Here’s a summary of what’s different with the property market versus previous economic and property crashes:

  1. Over 50% of people own their home outright, so no mortgage
  2. Of those that own a home, most have been on a repayment mortgage since at least since 2014
  3. Mortgage holders since 2014 have been assessed at 6-7% mortgage rates – not the 2-3% they were on
  4. Of those that bought property towards the end of 2021 and 2022, they should be on good fixed mortgage rates and also will have seen an uplift in value in 2022 that was unexpected – around 10% more than forecast.
  5. First time buyers will fall in 2023, but with more people downsizing, this will still allow upsizers to move whereas in the past, FTBs would have held back the market and substantially reduced demand
  6. 50% of buyers either buy with cash or with LTVs of 50% or less, so are not as reliant on mortgages as we’ve been before.
  7. More people are renting, particularly those in industries which tend to suffer more during recessions, such as catering and entertaining, meaning less households on the ladder to be repossessed.

 

So, in theory, with such a high level of equity and people not – again in theory – over borrowing in the run up to this recession and with the addition of there not necessarily being an unsustainable ‘boom’ in the first place, there shouldn’t be the huge numbers of repossessions that we saw back in the 1990s and indeed during the credit crunch (2008).

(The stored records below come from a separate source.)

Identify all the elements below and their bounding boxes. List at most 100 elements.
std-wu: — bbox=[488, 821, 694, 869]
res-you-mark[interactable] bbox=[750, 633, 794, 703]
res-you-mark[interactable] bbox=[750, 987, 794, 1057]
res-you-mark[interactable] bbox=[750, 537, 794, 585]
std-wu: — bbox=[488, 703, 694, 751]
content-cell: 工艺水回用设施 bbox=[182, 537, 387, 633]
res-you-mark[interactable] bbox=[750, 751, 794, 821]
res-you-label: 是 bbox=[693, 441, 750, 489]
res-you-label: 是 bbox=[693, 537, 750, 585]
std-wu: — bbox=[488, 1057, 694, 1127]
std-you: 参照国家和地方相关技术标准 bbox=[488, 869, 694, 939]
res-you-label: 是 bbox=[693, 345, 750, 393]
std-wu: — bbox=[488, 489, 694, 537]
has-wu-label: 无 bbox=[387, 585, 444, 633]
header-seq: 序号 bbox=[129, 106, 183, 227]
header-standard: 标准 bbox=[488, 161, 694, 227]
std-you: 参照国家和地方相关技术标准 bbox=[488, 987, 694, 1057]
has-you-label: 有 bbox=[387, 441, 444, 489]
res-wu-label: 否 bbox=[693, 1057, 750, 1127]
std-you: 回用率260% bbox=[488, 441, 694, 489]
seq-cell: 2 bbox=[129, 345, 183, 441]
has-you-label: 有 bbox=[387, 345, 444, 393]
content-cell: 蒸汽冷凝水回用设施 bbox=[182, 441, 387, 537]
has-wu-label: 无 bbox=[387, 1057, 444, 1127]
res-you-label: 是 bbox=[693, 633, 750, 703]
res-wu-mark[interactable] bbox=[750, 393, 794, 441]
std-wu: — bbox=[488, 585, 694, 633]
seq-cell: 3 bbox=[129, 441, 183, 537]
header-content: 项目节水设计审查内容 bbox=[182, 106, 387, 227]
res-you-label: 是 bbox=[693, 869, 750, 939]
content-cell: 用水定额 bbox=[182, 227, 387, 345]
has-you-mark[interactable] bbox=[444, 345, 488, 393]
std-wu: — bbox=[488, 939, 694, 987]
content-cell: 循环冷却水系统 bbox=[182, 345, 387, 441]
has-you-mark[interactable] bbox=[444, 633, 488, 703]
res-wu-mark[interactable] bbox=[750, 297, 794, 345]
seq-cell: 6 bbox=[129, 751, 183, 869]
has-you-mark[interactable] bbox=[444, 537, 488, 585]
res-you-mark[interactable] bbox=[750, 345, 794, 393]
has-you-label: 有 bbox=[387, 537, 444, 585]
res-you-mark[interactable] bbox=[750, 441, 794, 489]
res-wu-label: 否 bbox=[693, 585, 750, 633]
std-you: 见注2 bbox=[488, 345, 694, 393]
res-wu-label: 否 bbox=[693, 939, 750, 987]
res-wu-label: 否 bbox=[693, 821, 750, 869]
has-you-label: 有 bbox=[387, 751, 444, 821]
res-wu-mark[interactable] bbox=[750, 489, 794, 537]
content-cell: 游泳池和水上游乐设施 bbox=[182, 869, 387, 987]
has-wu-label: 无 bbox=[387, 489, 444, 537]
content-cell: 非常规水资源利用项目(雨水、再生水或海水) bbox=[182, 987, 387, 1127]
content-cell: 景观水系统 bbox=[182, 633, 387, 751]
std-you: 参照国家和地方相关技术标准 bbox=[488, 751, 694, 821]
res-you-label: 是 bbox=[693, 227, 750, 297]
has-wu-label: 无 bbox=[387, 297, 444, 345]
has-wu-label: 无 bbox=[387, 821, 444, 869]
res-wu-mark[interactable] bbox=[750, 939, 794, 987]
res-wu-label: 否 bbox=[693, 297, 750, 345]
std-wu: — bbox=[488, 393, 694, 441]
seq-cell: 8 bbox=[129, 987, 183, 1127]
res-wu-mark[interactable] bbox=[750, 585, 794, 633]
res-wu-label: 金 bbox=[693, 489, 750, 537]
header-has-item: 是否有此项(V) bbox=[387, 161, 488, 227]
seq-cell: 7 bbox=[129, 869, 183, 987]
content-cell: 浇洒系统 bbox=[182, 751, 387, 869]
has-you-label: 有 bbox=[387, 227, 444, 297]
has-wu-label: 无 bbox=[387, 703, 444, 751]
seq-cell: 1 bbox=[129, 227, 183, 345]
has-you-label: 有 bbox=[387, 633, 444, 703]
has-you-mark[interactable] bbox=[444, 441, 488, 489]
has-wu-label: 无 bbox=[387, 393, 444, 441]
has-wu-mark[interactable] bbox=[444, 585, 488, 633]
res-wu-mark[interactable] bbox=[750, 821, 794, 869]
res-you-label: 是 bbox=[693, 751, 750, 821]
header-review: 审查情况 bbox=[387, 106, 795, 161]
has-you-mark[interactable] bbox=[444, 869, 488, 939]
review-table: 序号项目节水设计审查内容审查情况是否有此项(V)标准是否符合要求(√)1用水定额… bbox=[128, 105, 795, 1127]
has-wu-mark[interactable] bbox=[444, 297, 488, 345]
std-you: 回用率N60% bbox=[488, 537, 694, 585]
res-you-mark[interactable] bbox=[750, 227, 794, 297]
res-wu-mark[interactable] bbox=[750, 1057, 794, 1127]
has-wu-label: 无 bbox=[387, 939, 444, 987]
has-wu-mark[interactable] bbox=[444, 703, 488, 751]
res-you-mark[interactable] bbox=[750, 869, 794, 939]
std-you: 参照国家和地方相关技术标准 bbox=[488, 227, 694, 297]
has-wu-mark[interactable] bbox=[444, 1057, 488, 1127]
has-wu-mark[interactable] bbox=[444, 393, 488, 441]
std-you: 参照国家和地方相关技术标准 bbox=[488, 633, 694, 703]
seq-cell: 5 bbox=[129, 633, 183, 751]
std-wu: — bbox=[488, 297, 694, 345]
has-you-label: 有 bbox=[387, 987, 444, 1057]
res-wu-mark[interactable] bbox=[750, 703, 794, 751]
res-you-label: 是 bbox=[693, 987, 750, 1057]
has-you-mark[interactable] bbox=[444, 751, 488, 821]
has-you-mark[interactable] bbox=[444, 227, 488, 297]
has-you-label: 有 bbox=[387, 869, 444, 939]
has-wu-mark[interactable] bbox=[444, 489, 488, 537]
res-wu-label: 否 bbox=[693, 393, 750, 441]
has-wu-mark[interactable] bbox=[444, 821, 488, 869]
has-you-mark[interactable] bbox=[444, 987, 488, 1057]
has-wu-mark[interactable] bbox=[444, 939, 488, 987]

But and it’s a big but, we have these economic issues which could mean that any of the positives of the property market are overridden by the negativity of the economy:

  1. Inflation at 10% is making it tough on everyone’s pockets
  2. Energy costs if they remain high could impact on people’s ability to pay their household bills
  3. Mortgage rate rises have been faster than expected – although they are starting to fall again in 2023 and are expected to fall back to the 4% we saw prior to the mini budget in September 22.
  4. The huge whammy of costs for buy to let investors, especially if borrowing and the ‘anti landlord’ sentiment which will continue in the run up to the election could cause a further sell off by landlords, reducing demand and increasing supply.  
  5. Uncertainty may start creeping into the buying/selling market if the bad economic news continues.

 

What are the forecasts for 2023?

So there are two schools of thought on what will happen to property prices this year:-

  1. Optimists, mostly property data experts, suggest around 5-10% falls
  2. Pessimists, often more economic experts, suggest around 20% which is what prices have fallen by in previous recessions

 

Whatever does happen I can guarantee that these falls will be inaccurate for buyers and sellers and homeowners. The reason being is that there isn’t, in my view, an ‘average’ property anymore. Property prices are falling, rising and staying the same in many areas across the country.